+ Start a Discussion
rsweetlandrsweetland 

FLS needed for Hosted / Composite / Mashup Apps?

We are submitting our composite ("mashup") application app for security review and have seen several references to FLS (Field Level Security) requirements.

 

Our integration is solely throught the API - there is no APEX code, native integration, etc.

 

I have seen in several places that Field Level Security (FLS) is enforced at the API level fro hosted applications.
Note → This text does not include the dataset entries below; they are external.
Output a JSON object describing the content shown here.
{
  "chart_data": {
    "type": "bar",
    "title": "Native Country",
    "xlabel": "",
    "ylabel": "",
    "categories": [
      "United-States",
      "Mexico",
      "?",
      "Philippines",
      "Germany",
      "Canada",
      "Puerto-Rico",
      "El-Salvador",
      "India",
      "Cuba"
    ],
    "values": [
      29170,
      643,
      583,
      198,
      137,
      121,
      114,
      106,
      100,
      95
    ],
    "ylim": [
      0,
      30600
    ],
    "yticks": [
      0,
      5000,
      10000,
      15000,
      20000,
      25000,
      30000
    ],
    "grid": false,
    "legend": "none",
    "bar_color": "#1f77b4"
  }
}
For example...

 

http://boards.developerforce.com/t5/Security/Field-level-security/m-p/184716/highlight/true#M164

The API will enforce all Sharing, CRUD, and FLS settings of the current user.  Apex With Sharing mode will NOT enforce FLS by default.

 

http://boards.developerforce.com/t5/Security/Integrating-Web-Applications-with-SFDC-using-OAuth/m-p/172660/highlight/true#M10

At runtime, when an access token is negotiated for a consumer that belongs to a managed package, the access token is scoped to the user's Org, with the CRUD/FLS permissions of theuser as well as the package access permissions granted upon installation being enforced.

 

We are only working with common objects (Contacts, etc) – that would likely not be restricted on any given account. 

 

Do we need to take this into account? Or can we rely on the API layer to enforce this for us?

 

Thanks,

Reilly

digamber.prasaddigamber.prasad

Hi,

 

You don't need to bother. Salesforce will take care of this.